Se quedó en el despacho un poco más de lo que debía. Se acercó al espejo que colgaba de la pared para examinar su cara. La enorme venda que le había cubierto casi toda la cabeza se había quedado en un protector de la nariz que se parecía a un cucurucho, una tablilla de plástico como la que los futbolistas heroicos suelen llevar después de que el médico pare el flujo de sangre. La sujetaban unas peculiares gomas que llevaba en la nuca. Poco a poco empezaban a extenderse moratones en torno al cucurucho narizudo. Prefirió no imaginarse cómo estaría la cosa por ahí abajo. Joder, ¿por qué su cara siempre tenía que quedar hecha un Cristo cuando un caso estaba a punto de resolverse?

Porque el caso estaba a punto de resolverse, ¿no?

Volvió a la mesa y se dejó caer en la silla. Chirrió de forma inquietante. Había oído historias aterradoras sobre sillas de oficina que al romperse se volvían locas y se convertían en espeluznantes instrumentos de tortura de donde salían barras que se metían medio metro por el ano. Pensó en su destrozada cama mientras se mecía en la silla con mucho cuidado. La verdad es que sonaba un poco asesina. La venganza de las sillas de oficina IV. El último taquillazo de Hollywood. Las desgastadas butacas de los cines gritaban con alborozo, lanzando por los aires muelles que penetraban la pantalla. Ni una sola pantalla de ordenador con los ojos secos. Las cortinas se sonaban la nariz en sí mismas. Una oficina tras otra se amotinaba, propagándose la revuelta por todo Estados Unidos…

Pues sí que andaba ido. ¿Por qué? Siempre solía haber una razón para sus ataques de distracción. Algo en alguna parte le incomodaba, le irritaba. Había algo que le impedía sentirse del todo satisfecho con esa lista.

Se puso a organizar los nombres para establecer un orden de turnos adecuado. Tres residían en el centro, dos en la zona norte y dos en el sur. Aunque, claro, lo más probable era que todos estuvieran trabajando en ese momento. Así que empezó por los lugares de trabajo: Huddinge, dos en Kista, dos en la universidad politécnica, Nynäshamn, Danderyd. El orden: Danderyd, politécnica, Kista, Huddinge, Nynäshamn. O: Kista, Danderyd, politécnica, Huddinge, Nynäshamn. Esto último quizá fuera mejor.

Dejó la lista y se quedó mirando la pared. Entonó una escala para probar la voz.
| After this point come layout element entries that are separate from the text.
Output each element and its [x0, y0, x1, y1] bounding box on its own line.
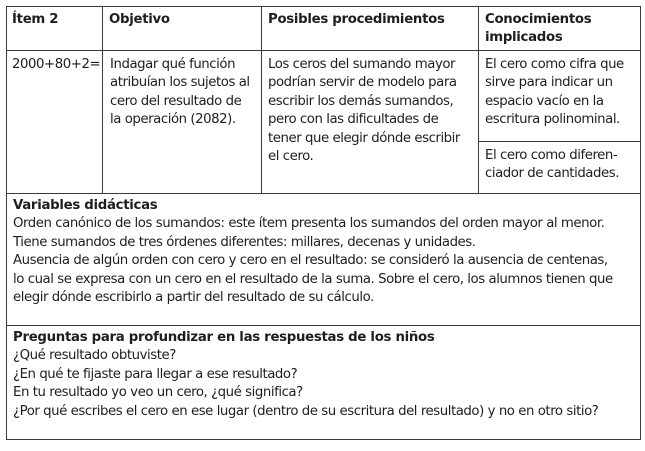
conocimientos-1-line: El cero como cifra que: [485, 57, 624, 72]
variables-row: [7, 194, 641, 326]
procedimientos-line: tener que elegir dónde escribir: [268, 130, 460, 146]
variables-line: elegir dónde escribirlo a partir del resultado de su cálculo.: [13, 290, 374, 306]
variables-line: lo cual se expresa con un cero en el resultado de la suma. Sobre el cero, los alumnos tienen que: [13, 271, 613, 287]
procedimientos-cell: [262, 51, 479, 194]
variables-line: Tiene sumandos de tres órdenes diferentes: millares, decenas y unidades.: [13, 234, 476, 250]
conocimientos-cell-1: [479, 51, 641, 142]
variables-title: Variables didácticas: [13, 198, 158, 213]
procedimientos-line: Los ceros del sumando mayor: [268, 57, 456, 72]
conocimientos-cell-2: [479, 142, 641, 194]
conocimientos-1-line: espacio vacío en la: [485, 93, 604, 109]
item-expression-cell: [7, 51, 103, 194]
procedimientos-line: escribir los demás sumandos,: [268, 93, 454, 109]
variables-cell: [7, 194, 641, 326]
conocimientos-2-line: ciador de cantidades.: [485, 166, 619, 182]
header-objetivo-label: Objetivo: [109, 12, 170, 27]
header-procedimientos-label: Posibles procedimientos: [268, 12, 445, 27]
item-row: [7, 51, 641, 142]
header-conocimientos: [479, 7, 641, 51]
objetivo-line: atribuían los sujetos al: [110, 75, 250, 91]
preguntas-title: Preguntas para profundizar en las respuestas de los niños: [13, 330, 435, 345]
conocimientos-2-line: El cero como diferen-: [485, 148, 618, 163]
conocimientos-1-line: escritura polinominal.: [485, 112, 620, 128]
header-conocimientos-line-1: Conocimientos: [485, 12, 592, 27]
objetivo-line: la operación (2082).: [110, 112, 236, 128]
variables-line: Orden canónico de los sumandos: este ítem presenta los sumandos del orden mayor al menor.: [13, 216, 605, 232]
header-procedimientos: [262, 7, 479, 51]
item-table: [6, 6, 641, 440]
header-item-label: Ítem 2: [12, 12, 59, 27]
header-row: [7, 7, 641, 51]
conocimientos-1-line: sirve para indicar un: [485, 75, 613, 91]
procedimientos-line: el cero.: [268, 149, 314, 165]
preguntas-cell: [7, 326, 641, 440]
objetivo-cell: [103, 51, 262, 194]
objetivo-line: Indagar qué función: [110, 57, 236, 72]
header-conocimientos-line-2: implicados: [485, 30, 563, 46]
preguntas-line: En tu resultado yo veo un cero, ¿qué significa?: [13, 385, 303, 401]
preguntas-line: ¿Por qué escribes el cero en ese lugar (dentro de su escritura del resultado) y no en otro sitio?: [13, 403, 599, 419]
procedimientos-line: podrían servir de modelo para: [268, 75, 457, 91]
preguntas-row: [7, 326, 641, 440]
header-objetivo: [103, 7, 262, 51]
procedimientos-line: pero con las dificultades de: [268, 112, 439, 128]
header-item: [7, 7, 103, 51]
variables-line: Ausencia de algún orden con cero y cero en el resultado: se consideró la ausencia de centenas,: [13, 253, 608, 269]
objetivo-line: cero del resultado de: [110, 93, 242, 109]
preguntas-line: ¿En qué te fijaste para llegar a ese resultado?: [13, 366, 298, 382]
preguntas-line: ¿Qué resultado obtuviste?: [13, 348, 176, 364]
item-expression: 2000+80+2=: [12, 57, 101, 72]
Un espantoso tono nasal. Otra lesión más que afectaría a la voz. Había algo inquietante en eso. ¿Un castigo? ¿Una advertencia? Una advertencia, quizá. Un recordatorio.

De repente, las imágenes se presentaron de nuevo: Gunilla. Las cejas rotas. Los ojos como platos de Tommy y Tanja. ¿Por qué tenéis que aparecer justo ahora?

Había un único rasgo conciliador en su pasado: nunca había tocado a los niños, ni una sola vez les levantó la mano a Tommy y Tanja.